Many political parties are engaged in navel-gazing assessments of their futures these days, but none more than the federal and provincial Green parties.
The departures of the leaders of both parties – Elizabeth May has already stepped down from the federal post while Andrew Weaver is on his way out as the B.C. party leader – means they by necessity will tackle some big internal issues as they try to forge a new identity.
Each party’s “brand” has become strongly identified with their leaders in recent years. Both of them transcend their own parties when it comes to popularity and name recognition.
It will be a challenge for each party to overcome the loss of their two most visible assets. It took several years for May and Weaver to establish some kind of credibility in their respective arenas, and their successors will face a stiff challenge trying to repeat their efforts in a short period of time.
And the Greens do not have a lot of time, at either level of government. The next elections at both the federal and provincial levels will be critical ones for both parties.

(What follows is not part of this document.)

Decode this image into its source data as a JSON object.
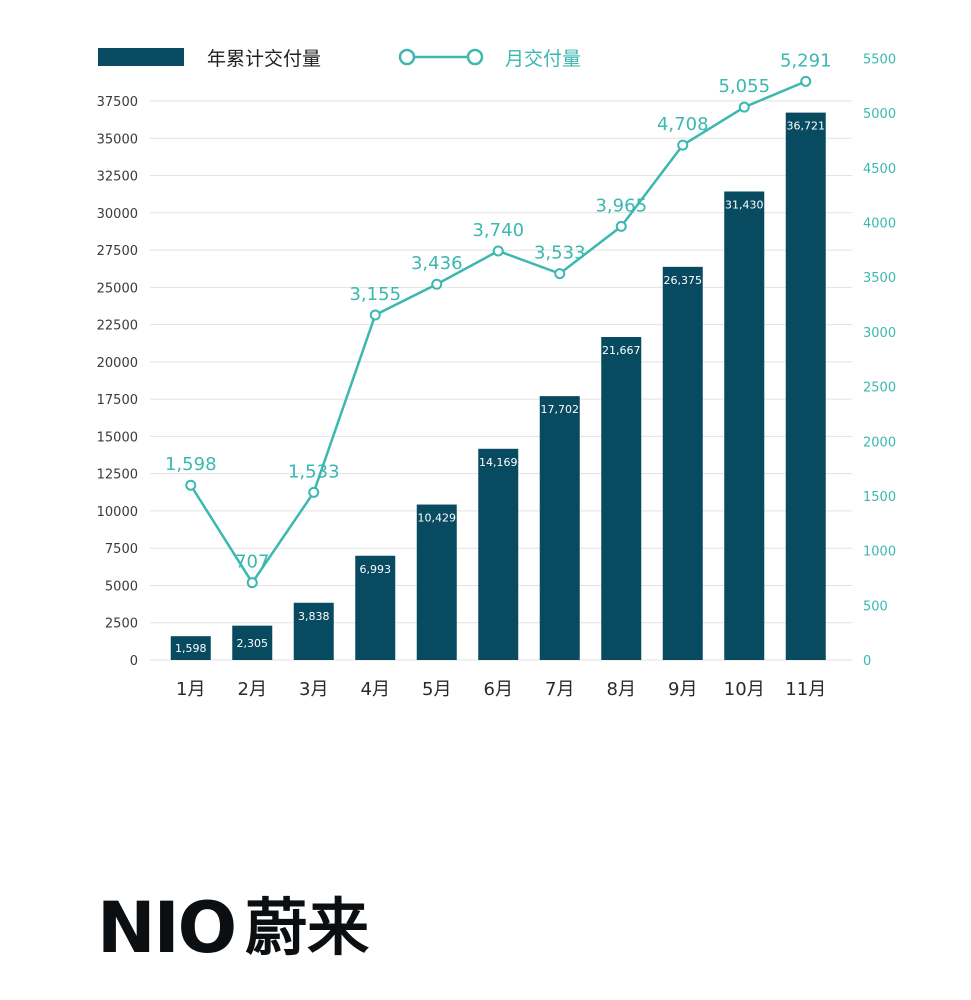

While they have made breakthroughs of sorts by electing some candidates, they amount to tiny breakthroughs.
Winning just three seats at either level simply does not get it done when it comes to arguing that it is in the political big leagues.
The party ran a dismal federal election campaign, marked by a number of gaffes by May and some candidates, and any high hopes going into it were dashed on election night.
While the party won two seats in B.C., a closer look at the election results showed the party is still a very long ways from being regarded as a major player. The Greens finished fourth (or worse) in 33 of the province’s 42 ridings, and most of those were very distant fourths.
Its only area of perceived strength remains parts of Vancouver Island, and that is about it. Even in that region, the NDP woke up near the end of the campaign and turned its gun sites on the Greens in a manner that had not occurred before.
You can be sure the NDP will not be caught napping again on the Island come the next election campaign.
The federal party will also soon find itself somewhat marginalized in the next minority Parliament. With just three seats, it does not have the numerical heft to be part of any conversation Prime Minister Justin Trudeau needs to have with other parties to remain in power.
May garnered some headlines recently by announcing that her support for the Liberals’ Throne Speech would hinge on whether it promised strong policies to tackle climate change and other things. However, at the end of the day, how the Greens vote in confidence votes is irrelevant.
Provincially, things look a little brighter, but not much. Weaver’s looming departure will be a major blow and I would not bet on the Greens being able to hang onto his Oak Bay-Gordon Head seat, as both the B.C. Liberals and the NDP – both of which held that riding for decades – will prioritize winning there in 2021.
While sitting Green MLAs Sonia Furstenau and Adam Olsen have to be considered favoured to hold their seats in 2021, the rest of the political landscape looks fairly bleak for the party.
The Greens finished a distant third in more than 70 of the province’s 87 ridings and, other than the ones they won, were not really competitive in the others. Some argue that the party’s spike in overall popular vote was due in large part to an anti-Christy Clark sentiment in that election that won’t be a factor in the next campaign.
So the question has to be asked: is this the high water mark for both the federal and provincial Green parties? Is this as good as it gets?
On the other hand, can both parties expand their popularity and reach without the two individuals who have led them to minor electoral success?
Some key questions that will need answering sooner than later.